1. Ignoring compensation
Salary plays a big role in a candidate’s decision to accept a job offer or even apply. If your company offers a competitive compensation plan, be sure to mention it. If your company offers a lower salary, talk about the other perks of joining the company such as benefits, culture, advancement opportunities or flexible schedules. While salary can be a major draw, culture and flexibility can be equally attractive to other candidates including millennials.
2. Forgetting to sell
This is where many employers drop the ball. You’re trying to sell your opportunity to a potential candidate. Don’t just use the same cookie cutter job posting that has been in place for 10 years. Get creative and stand out from the others! When creating the job posting, you’ll want to answer two questions:
- a. What will candidates love about the job?

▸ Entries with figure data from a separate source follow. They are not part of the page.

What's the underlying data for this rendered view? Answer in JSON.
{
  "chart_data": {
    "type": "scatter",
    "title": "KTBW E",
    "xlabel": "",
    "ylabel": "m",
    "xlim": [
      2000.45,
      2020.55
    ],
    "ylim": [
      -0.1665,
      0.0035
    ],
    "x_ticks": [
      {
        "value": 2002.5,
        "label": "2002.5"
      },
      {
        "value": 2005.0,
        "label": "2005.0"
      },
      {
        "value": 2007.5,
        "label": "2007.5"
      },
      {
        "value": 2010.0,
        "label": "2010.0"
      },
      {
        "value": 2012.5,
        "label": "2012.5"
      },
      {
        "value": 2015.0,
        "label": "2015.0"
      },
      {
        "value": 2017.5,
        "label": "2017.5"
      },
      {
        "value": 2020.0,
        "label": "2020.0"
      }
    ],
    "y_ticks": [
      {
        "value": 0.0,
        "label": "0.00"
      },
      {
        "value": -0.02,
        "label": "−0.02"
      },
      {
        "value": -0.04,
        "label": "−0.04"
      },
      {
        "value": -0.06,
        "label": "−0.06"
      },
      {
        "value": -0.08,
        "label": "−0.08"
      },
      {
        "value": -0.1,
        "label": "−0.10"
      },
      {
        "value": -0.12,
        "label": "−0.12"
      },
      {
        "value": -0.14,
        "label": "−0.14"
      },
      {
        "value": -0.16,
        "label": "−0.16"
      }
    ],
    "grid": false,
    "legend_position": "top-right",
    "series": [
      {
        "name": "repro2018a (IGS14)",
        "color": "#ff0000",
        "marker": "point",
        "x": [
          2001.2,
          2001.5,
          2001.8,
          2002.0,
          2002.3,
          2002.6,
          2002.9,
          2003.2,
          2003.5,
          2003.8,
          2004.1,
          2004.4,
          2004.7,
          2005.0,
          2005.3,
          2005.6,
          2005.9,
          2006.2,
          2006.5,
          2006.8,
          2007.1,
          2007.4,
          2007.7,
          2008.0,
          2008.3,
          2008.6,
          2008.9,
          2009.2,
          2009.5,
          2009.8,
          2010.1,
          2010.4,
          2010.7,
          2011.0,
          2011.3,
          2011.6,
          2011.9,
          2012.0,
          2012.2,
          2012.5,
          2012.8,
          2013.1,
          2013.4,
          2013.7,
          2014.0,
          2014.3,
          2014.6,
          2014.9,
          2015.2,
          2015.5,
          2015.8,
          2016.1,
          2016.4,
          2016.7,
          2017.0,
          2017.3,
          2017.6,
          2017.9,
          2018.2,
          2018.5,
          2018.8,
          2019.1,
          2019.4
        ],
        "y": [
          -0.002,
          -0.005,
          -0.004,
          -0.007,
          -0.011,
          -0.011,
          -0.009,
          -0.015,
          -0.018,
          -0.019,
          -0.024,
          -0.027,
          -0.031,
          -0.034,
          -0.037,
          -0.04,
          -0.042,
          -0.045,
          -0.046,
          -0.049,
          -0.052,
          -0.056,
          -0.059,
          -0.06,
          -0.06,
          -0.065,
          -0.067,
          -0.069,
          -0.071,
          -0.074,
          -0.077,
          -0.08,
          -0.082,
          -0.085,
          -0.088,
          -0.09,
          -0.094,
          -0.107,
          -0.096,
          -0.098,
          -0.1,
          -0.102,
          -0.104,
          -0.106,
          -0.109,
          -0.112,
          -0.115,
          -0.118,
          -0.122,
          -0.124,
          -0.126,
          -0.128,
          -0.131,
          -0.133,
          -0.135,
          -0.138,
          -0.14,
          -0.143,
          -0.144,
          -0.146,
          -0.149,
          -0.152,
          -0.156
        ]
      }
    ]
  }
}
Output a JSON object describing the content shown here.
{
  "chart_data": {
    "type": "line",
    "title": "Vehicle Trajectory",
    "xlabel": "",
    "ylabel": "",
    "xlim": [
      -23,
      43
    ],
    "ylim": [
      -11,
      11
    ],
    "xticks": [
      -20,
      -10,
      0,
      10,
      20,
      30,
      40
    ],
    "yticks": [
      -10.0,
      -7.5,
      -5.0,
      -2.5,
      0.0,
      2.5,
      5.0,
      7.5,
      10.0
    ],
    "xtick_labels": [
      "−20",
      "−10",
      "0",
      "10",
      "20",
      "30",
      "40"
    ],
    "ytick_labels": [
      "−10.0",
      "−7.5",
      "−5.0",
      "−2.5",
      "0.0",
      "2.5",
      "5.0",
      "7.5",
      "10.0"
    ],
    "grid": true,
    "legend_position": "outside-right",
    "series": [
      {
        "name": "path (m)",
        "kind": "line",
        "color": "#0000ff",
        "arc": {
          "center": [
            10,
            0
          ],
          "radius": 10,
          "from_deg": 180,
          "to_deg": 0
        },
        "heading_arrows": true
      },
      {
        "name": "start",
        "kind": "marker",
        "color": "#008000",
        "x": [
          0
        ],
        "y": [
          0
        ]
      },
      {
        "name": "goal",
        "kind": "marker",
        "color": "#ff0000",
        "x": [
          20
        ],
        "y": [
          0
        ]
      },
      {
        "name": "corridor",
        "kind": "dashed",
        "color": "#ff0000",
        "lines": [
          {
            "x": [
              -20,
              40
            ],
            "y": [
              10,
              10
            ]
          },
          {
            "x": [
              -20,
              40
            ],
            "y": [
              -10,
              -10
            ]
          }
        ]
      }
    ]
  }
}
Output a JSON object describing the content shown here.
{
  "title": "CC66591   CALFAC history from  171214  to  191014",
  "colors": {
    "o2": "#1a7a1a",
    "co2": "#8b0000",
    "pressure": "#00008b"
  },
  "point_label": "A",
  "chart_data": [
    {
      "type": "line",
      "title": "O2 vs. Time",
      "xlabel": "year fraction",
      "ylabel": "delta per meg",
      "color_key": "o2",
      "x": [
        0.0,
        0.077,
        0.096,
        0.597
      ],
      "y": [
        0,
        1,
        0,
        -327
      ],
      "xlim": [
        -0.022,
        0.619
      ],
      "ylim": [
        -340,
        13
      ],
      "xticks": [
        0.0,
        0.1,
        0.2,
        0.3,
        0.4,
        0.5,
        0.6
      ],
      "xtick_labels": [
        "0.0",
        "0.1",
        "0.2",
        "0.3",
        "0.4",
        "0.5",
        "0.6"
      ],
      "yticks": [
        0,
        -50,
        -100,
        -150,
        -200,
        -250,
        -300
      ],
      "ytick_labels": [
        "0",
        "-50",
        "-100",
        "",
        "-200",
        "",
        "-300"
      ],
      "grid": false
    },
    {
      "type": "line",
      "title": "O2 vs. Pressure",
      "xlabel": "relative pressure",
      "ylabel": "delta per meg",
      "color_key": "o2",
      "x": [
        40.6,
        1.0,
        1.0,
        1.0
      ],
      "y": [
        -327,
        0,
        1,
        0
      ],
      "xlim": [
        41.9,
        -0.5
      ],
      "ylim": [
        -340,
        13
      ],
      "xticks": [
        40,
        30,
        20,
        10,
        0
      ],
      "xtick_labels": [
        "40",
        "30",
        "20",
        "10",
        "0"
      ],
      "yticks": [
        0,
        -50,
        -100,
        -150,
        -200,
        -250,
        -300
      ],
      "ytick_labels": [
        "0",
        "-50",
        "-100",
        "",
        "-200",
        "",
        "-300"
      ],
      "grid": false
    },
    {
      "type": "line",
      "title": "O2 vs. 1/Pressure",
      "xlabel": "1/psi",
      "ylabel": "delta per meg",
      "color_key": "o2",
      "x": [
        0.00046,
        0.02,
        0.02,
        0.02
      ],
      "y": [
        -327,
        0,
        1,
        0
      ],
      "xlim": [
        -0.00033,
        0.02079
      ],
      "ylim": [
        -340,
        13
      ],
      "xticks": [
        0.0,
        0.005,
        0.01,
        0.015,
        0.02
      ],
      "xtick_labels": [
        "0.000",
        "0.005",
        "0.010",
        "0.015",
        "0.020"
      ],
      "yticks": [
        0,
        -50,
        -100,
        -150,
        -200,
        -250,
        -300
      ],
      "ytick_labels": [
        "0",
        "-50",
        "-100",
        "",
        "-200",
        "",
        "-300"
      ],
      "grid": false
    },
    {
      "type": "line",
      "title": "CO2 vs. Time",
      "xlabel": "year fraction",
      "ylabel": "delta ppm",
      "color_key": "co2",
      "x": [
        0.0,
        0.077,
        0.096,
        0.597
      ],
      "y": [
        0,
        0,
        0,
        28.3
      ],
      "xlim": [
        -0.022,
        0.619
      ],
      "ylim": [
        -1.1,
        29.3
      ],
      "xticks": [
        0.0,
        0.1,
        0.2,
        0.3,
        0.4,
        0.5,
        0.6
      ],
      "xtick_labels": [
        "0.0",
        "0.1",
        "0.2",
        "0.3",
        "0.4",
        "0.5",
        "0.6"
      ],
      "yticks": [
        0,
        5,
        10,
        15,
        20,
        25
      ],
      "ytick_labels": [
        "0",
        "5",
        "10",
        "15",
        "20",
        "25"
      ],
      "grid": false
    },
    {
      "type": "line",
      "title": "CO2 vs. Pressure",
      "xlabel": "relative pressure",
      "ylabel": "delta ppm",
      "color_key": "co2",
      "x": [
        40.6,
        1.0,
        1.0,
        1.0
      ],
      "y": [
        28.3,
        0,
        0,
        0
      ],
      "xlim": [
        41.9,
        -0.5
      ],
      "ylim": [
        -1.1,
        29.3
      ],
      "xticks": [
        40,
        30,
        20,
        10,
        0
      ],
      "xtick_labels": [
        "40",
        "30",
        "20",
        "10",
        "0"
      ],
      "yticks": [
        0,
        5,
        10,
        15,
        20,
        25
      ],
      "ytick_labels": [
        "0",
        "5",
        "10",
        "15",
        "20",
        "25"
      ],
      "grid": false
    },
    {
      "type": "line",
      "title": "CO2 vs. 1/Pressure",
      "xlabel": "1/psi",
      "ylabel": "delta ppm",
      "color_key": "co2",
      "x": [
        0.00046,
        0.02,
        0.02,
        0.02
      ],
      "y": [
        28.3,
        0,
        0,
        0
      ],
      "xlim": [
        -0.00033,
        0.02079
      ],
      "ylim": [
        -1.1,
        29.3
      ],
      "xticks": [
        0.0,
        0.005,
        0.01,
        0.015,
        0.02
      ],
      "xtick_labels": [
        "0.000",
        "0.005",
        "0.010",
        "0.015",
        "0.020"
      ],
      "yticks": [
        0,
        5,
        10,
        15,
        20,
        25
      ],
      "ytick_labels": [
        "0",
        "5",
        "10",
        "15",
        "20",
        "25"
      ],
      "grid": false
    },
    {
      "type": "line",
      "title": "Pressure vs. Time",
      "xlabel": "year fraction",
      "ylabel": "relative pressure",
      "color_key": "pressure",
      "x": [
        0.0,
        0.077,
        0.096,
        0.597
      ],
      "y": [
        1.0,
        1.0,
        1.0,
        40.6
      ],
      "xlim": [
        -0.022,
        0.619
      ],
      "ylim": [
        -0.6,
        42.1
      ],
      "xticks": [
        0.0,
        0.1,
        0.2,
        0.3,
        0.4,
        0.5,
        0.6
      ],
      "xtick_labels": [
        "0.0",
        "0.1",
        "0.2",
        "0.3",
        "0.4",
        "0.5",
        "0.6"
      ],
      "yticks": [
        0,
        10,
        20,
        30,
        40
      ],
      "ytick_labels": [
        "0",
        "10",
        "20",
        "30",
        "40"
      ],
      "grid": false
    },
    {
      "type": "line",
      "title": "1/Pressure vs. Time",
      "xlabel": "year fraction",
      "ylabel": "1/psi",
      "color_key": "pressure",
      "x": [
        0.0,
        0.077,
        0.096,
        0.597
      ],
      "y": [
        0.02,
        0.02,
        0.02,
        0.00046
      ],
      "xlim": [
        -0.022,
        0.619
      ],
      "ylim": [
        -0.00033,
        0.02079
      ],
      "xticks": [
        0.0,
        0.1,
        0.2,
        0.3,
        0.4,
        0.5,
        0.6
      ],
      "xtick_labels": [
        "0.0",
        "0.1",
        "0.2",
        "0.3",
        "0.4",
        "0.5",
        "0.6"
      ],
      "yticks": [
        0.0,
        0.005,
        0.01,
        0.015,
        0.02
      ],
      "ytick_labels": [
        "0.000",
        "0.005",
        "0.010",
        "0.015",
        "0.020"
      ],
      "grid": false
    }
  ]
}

- b. What do employees love about your company?
3. Leaving out potential deal breakers
This ties in with my previous post under clear expectations. Lots of travel, straight commission, third shift and etc. All can be potential deal breakers for a candidate. Don’t waste your time or the candidate’s time. Make sure to communicate any deal breakers as it could be a factor into a candidate’s decision to apply for the job.
4. Making promises you can’t keep
“Pay increase after 90 days” or “weekly bonuses” are great examples of promises you may not be able to keep. If you hire someone but they aren’t exactly a rock star and you can’t quite bring yourself to fire them, do you really want to give the person a pay increase? Probably not. But if it’s in writing, they will hold you liable to it. Be sure to mention there is potential for those opportunities and don’t make it a guarantee or promise.
You may not realize you’re doing it but mentioning “seeking recent college graduates” or “young and energetic” can be construed as discrimination. Any mention of age, race, sex, national origin, disability or religion can be considered an act of discrimination.